Originally known as Gamay Noir a jus Blanc, this European vine was planted in South Africa during the 1920s, and was selected due to its abundant grapes. Unlike the Pinot Noir, which it is sometimes compared to, Gamay Noir is a fast ripener, and is widely cultivated. It can also be a very strong wine, sometimes with too much acidity which can affect the flavour of the wine. Because of this harshness, Gamay Noir had been outlawed in Medieval Burgundy, and it has never really been as widely accepted as, for example, the Pinot Noir or the Cabernet Sauvignon.
The Gamay Noir can grow very vigorously, without deep roots. This leads to an over-abundance of grape production, and a high level of acidity. Most wine-makers tend to soften the feel of the Gamay Noir by mixing it with a large number of fruits and other sweeteners, which can make some drinkers feel as though it is more like ‘pop’. Some even call it the ‘bubblegum wine’, but this is almost certainly due to blending. The excessive amount of flavourings that Gamay Noir requires to reduce the harshness of the wine means that it can be rather more expensive than similar quality red wines.

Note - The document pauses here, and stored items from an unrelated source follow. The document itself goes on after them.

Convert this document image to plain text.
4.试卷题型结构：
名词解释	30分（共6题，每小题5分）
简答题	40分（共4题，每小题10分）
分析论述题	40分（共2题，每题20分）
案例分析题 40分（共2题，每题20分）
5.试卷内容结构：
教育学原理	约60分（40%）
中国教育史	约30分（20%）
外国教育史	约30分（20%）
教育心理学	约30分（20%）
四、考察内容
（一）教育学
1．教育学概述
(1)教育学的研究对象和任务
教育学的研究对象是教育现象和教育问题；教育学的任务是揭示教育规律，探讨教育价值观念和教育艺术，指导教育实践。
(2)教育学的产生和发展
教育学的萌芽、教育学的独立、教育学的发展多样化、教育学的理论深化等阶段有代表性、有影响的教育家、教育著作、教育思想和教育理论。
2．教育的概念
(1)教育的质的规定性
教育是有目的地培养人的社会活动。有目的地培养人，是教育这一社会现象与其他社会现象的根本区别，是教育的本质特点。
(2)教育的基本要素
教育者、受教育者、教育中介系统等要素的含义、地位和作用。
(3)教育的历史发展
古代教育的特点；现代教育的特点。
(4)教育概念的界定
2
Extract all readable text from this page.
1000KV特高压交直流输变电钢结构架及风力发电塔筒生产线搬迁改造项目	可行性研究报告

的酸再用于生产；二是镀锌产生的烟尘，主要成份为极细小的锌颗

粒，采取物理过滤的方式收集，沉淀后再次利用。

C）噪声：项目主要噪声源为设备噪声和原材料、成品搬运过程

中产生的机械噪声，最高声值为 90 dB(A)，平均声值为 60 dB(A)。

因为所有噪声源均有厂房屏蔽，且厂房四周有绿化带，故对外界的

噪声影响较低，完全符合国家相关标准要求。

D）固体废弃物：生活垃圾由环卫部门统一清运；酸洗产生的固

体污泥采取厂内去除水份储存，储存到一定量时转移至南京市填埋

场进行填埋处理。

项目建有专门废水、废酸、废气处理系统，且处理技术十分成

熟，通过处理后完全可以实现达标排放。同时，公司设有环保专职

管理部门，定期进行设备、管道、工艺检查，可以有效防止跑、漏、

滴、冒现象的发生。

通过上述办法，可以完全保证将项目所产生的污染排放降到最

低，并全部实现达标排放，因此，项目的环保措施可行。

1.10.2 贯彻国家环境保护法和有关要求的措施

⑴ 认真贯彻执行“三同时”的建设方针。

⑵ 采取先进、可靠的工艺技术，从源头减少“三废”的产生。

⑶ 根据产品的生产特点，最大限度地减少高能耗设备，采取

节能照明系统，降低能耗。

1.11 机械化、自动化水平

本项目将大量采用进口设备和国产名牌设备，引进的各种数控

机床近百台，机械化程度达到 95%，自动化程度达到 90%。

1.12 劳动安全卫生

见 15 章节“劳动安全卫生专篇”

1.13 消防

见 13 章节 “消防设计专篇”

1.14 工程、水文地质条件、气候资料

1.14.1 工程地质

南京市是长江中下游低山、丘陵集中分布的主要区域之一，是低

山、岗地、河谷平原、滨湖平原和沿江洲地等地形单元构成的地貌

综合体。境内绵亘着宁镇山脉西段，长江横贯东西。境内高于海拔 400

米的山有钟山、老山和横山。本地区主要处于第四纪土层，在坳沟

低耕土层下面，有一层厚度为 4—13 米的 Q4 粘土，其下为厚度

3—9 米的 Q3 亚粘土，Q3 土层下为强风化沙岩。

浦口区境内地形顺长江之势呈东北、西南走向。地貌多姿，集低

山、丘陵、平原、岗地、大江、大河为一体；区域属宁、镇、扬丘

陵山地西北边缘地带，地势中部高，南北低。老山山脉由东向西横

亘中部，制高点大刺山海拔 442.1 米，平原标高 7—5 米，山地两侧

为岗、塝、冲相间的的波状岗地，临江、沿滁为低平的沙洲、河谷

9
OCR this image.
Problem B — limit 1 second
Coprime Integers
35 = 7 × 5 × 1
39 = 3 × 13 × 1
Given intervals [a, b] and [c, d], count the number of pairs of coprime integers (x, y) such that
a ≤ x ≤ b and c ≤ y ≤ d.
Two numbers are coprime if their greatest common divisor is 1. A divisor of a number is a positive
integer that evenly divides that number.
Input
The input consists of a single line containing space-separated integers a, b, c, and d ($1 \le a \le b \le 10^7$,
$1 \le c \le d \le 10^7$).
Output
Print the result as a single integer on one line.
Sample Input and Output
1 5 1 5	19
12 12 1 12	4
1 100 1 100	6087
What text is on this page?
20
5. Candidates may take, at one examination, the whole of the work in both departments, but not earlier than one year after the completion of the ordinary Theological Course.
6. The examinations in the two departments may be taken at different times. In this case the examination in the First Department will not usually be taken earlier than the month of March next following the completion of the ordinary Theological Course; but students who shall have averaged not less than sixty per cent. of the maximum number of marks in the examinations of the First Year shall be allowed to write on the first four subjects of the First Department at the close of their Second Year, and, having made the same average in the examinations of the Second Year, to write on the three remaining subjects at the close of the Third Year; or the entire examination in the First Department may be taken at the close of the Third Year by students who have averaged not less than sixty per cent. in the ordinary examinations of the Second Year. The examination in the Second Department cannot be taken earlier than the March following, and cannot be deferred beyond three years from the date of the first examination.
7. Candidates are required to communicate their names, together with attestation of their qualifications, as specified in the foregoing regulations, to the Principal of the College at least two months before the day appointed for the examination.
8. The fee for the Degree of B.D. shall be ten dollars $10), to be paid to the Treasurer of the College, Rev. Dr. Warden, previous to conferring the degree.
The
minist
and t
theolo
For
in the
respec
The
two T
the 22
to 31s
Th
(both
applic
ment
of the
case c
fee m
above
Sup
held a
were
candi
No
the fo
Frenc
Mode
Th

Although South African farmers planted a great deal of the Gamay Noir vines in the 1920s, they quickly discovered that the fruit was not as consistent as some of the other plants, such as Cinsaut, which could also produce a larger crop. This lead to many Gamay Noir wine farms changing their production to Cinsaut, Cabernet Sauvignon, or Pinotage. Only since the 1980s has Gamay Noir seen a revival of its fortunes, with Nederburg producing a wine in 1985 which had been picked less than two months before. This attracted attention from other growers, but there has not really been enough take-up from the domestic market to really encourage wine farms to produce more Gamay Noir.
Due to the lack of domestic drinkers, and the expensive way in which the grape has to be softened before wine can be produced, the majority of Gamay Noir growers tend to use the grape in red wine mixes, and it is still rare to find a single varietal Gamay Noir wine produced in South Africa. For example, the Kleine Zalze Cellar in Stellenbosch is one such grower who produces a Gamay Noir Rosé and a Gamay Noir.
The wine is best drunk within a year or two of purchase, since it is not designed to last for a long time, and will not ‘mature’, as some other grapes do. Gamay Noir is a good accompaniment to white meats such as chicken, turkey or guinea fowl, and fish such as salmon. Both the rosé and the noir also go well with pasta dishes.